A few weeks ago I got all excited about printing lunch bags. I resized my groovy doodle patterns, put a white lunch bag through the manual feeder, hit print, held my breath - and heard a disturbing crunch. Fished it out, fed a new bag from the other end. Same thing. Repeated w/flat merchandise bags. No. Wasn't going to happen, at least not with my printer. It required ten sheets of paper to clear out the residue from the jams. It was dejected and so was I. Back into the drawer went the bags, until I took out my paints last weekend to finish up something else, and thought, "Hm! I think I'll watercolor them instead."
So I did. And what fun! A big middle finger to you, printer! Liquid watercolor, I'm all yours.
If you're interested, here is how I made mine:
1. Get a large package of inexpensive white lunch bags. Target or Wal-Mart will fill the need.
2. Create a bottom layer of texture/pattern/random markings on each bag with whatever materials you have on hand. I used water soluble crayons, white out (for resist), and drawing inks (Koh-i-noor Rapidograph inks in bright colors; I drew squiggles directly from the bottle).
3. Add a layer of liquid watercolor with a foam brush (or a regular brush about the same size). At first, I diluted the paint, but upon drying the color was too insipid for my liking so on the remainder I did it directly from the concentrate. If you have patience, you can do some interesting color layering by letting the watercolor dry before adding the next layer. Be gentle - the sides are delicate and rip easily when wet. To get around this I opened the bag entirely and put my hand inside it like a puppet, which put most of the pressure on the bottom of the bag where it is strongest. This also enabled me to reach every side at once while I painted.
4. Let it dry - I found that the easiest way is to stick the bag on something like an upright papertowel holder. Or flip a chair upside down if the legs are long enough, so you can dry four at a time. I turned a few plant stands upside down and that did the trick too. If possible, put your desiccation station outside - they'll dry much more quickly. Mine were finished in less than fifteen minutes.

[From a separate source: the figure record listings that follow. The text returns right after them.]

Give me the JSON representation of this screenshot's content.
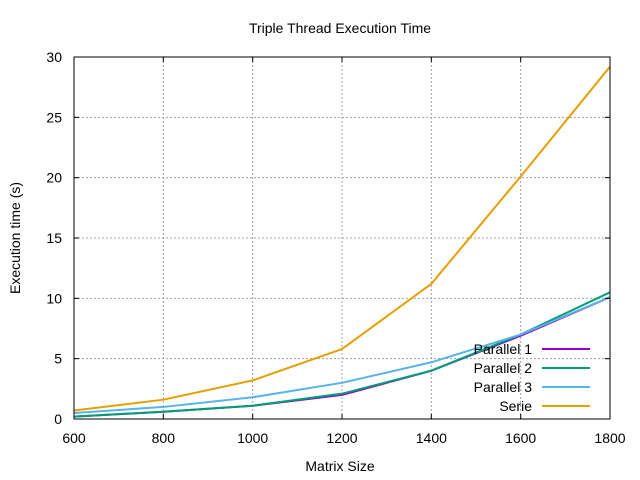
{
  "chart_data": {
    "type": "line",
    "title": "Triple Thread Execution Time",
    "xlabel": "Matrix Size",
    "ylabel": "Execution time (s)",
    "xlim": [
      600,
      1800
    ],
    "ylim": [
      0,
      30
    ],
    "xticks": [
      600,
      800,
      1000,
      1200,
      1400,
      1600,
      1800
    ],
    "yticks": [
      0,
      5,
      10,
      15,
      20,
      25,
      30
    ],
    "grid": true,
    "legend_position": "bottom-right",
    "x": [
      600,
      800,
      1000,
      1200,
      1400,
      1600,
      1800
    ],
    "series": [
      {
        "name": "Parallel 1",
        "color": "#9400d3",
        "values": [
          0.2,
          0.6,
          1.1,
          2.0,
          4.0,
          6.9,
          10.1
        ]
      },
      {
        "name": "Parallel 2",
        "color": "#009e73",
        "values": [
          0.2,
          0.6,
          1.1,
          2.1,
          4.0,
          7.0,
          10.5
        ]
      },
      {
        "name": "Parallel 3",
        "color": "#56b4e9",
        "values": [
          0.5,
          1.0,
          1.8,
          3.0,
          4.7,
          7.0,
          10.1
        ]
      },
      {
        "name": "Serie",
        "color": "#e69f00",
        "values": [
          0.7,
          1.6,
          3.2,
          5.8,
          11.2,
          20.1,
          29.2
        ]
      }
    ]
  }
}
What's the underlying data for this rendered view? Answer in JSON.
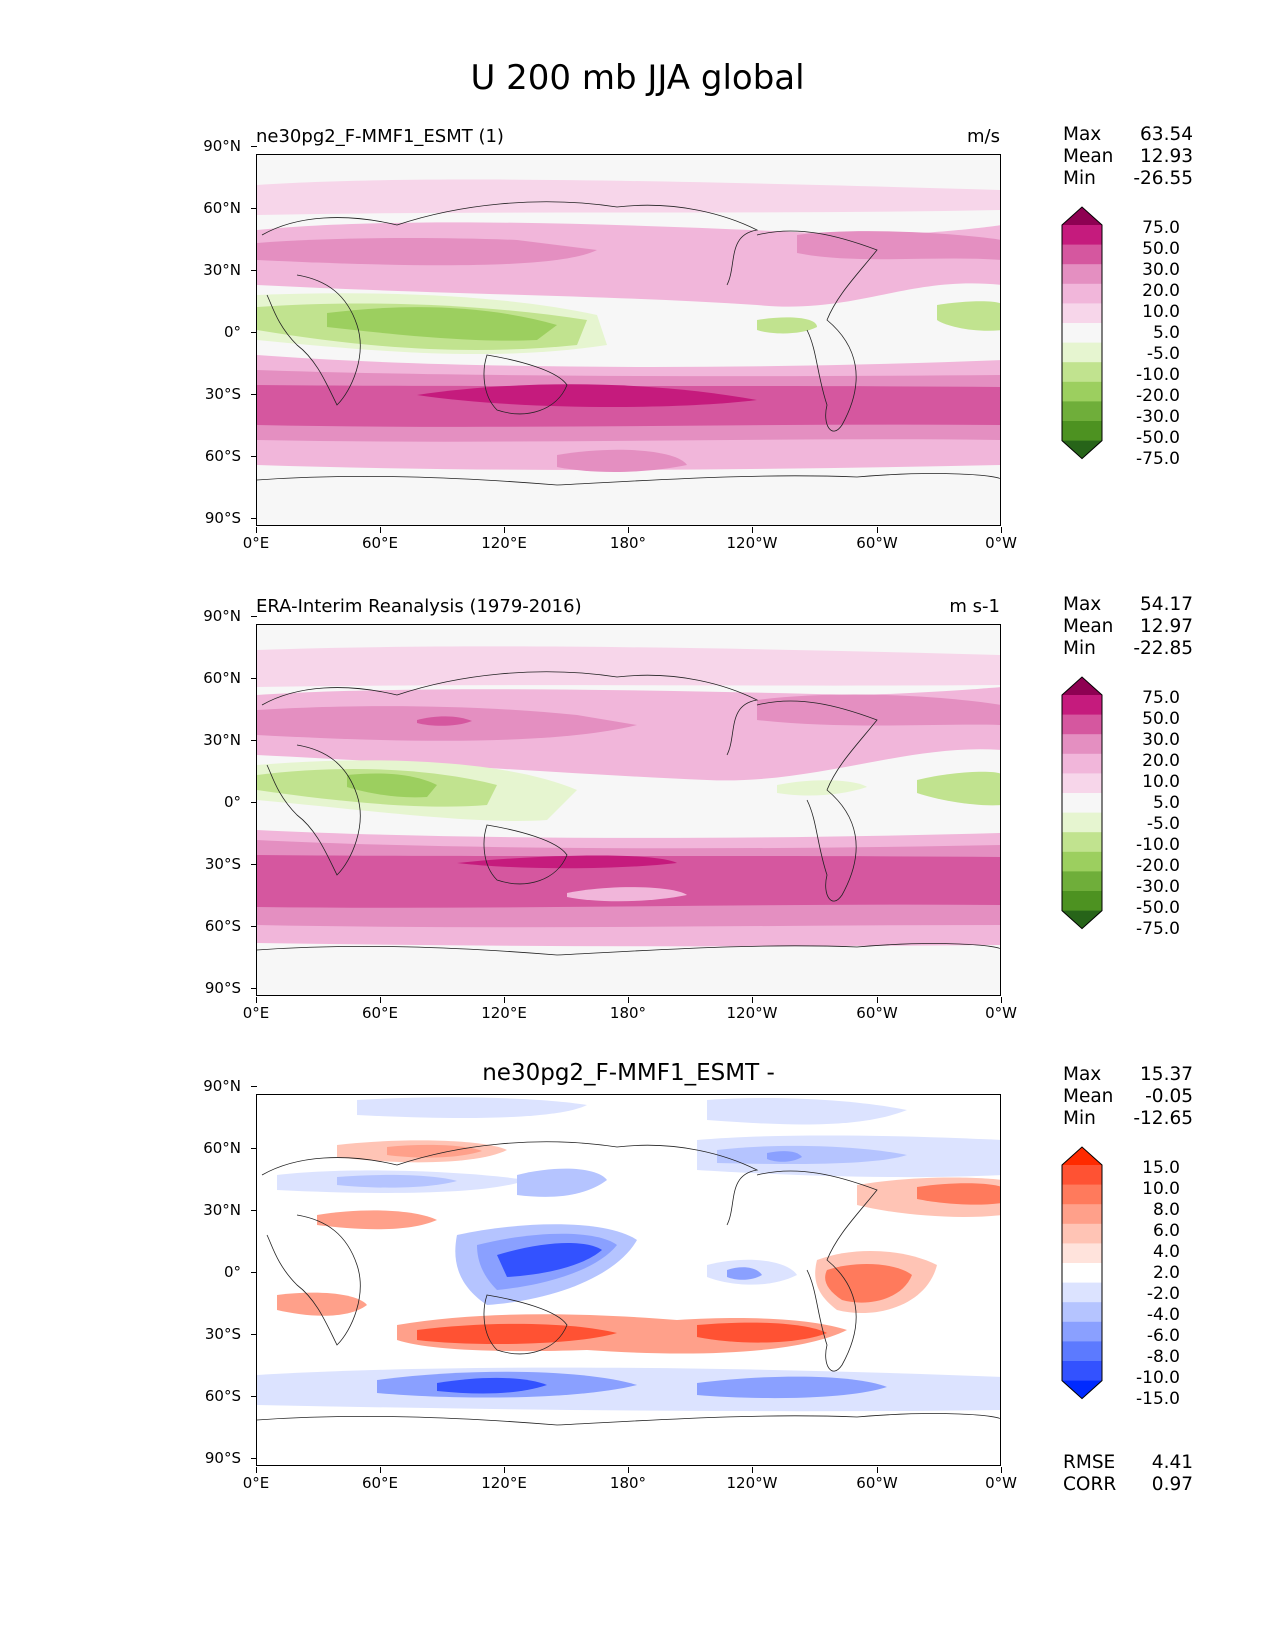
{
  "title": "U 200 mb JJA global",
  "lat_ticks": [
    "90°N",
    "60°N",
    "30°N",
    "0°",
    "30°S",
    "60°S",
    "90°S"
  ],
  "lon_ticks": [
    "0°E",
    "60°E",
    "120°E",
    "180°",
    "120°W",
    "60°W",
    "0°W"
  ],
  "panels": [
    {
      "left_title": "ne30pg2_F-MMF1_ESMT (1)",
      "right_title": "m/s",
      "center_title": "",
      "stats": [
        {
          "label": "Max",
          "value": "63.54"
        },
        {
          "label": "Mean",
          "value": "12.93"
        },
        {
          "label": "Min",
          "value": "-26.55"
        }
      ],
      "extra_stats": [],
      "colorbar": {
        "labels": [
          "75.0",
          "50.0",
          "30.0",
          "20.0",
          "10.0",
          "5.0",
          "-5.0",
          "-10.0",
          "-20.0",
          "-30.0",
          "-50.0",
          "-75.0"
        ],
        "colors": [
          "#8e0152",
          "#c51b7d",
          "#d5579f",
          "#e48fc1",
          "#f1b6da",
          "#f7d6ea",
          "#f7f7f7",
          "#e6f5d0",
          "#c1e38f",
          "#9ccf5f",
          "#6fae3a",
          "#4d9221",
          "#276419"
        ]
      }
    },
    {
      "left_title": "ERA-Interim Reanalysis (1979-2016)",
      "right_title": "m s-1",
      "center_title": "",
      "stats": [
        {
          "label": "Max",
          "value": "54.17"
        },
        {
          "label": "Mean",
          "value": "12.97"
        },
        {
          "label": "Min",
          "value": "-22.85"
        }
      ],
      "extra_stats": [],
      "colorbar": {
        "labels": [
          "75.0",
          "50.0",
          "30.0",
          "20.0",
          "10.0",
          "5.0",
          "-5.0",
          "-10.0",
          "-20.0",
          "-30.0",
          "-50.0",
          "-75.0"
        ],
        "colors": [
          "#8e0152",
          "#c51b7d",
          "#d5579f",
          "#e48fc1",
          "#f1b6da",
          "#f7d6ea",
          "#f7f7f7",
          "#e6f5d0",
          "#c1e38f",
          "#9ccf5f",
          "#6fae3a",
          "#4d9221",
          "#276419"
        ]
      }
    },
    {
      "left_title": "",
      "right_title": "",
      "center_title": "ne30pg2_F-MMF1_ESMT -",
      "stats": [
        {
          "label": "Max",
          "value": "15.37"
        },
        {
          "label": "Mean",
          "value": "-0.05"
        },
        {
          "label": "Min",
          "value": "-12.65"
        }
      ],
      "extra_stats": [
        {
          "label": "RMSE",
          "value": "4.41"
        },
        {
          "label": "CORR",
          "value": "0.97"
        }
      ],
      "colorbar": {
        "labels": [
          "15.0",
          "10.0",
          "8.0",
          "6.0",
          "4.0",
          "2.0",
          "-2.0",
          "-4.0",
          "-6.0",
          "-8.0",
          "-10.0",
          "-15.0"
        ],
        "colors": [
          "#ff2a00",
          "#ff5233",
          "#ff7a5c",
          "#ffa08a",
          "#ffc4b5",
          "#ffe3dc",
          "#ffffff",
          "#dce3ff",
          "#b5c4ff",
          "#8aa0ff",
          "#5c7aff",
          "#3352ff",
          "#002aff"
        ]
      }
    }
  ]
}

5. Once dry, fold them back into form. If you're really ambitious, you could run over each bag with an iron to give it that crispy look again. I kinda like the crumply shape though.
It's worth making multiples with this project, because it is a messy process and requires just as much effort for one bag as it does for ten or fifty. The more I got into the groove, the more I started experimenting, and the more fun it was!
As for the finished goods? They'll work just fine for lunch bags, obviously, but I think they would also make great gift bags, party treat bags, luminaria, or even a gift in themselves if prettily bundled up. If you have any ideas on how to spice up this project, please share - the more ways to give that old bag a facelift, the better!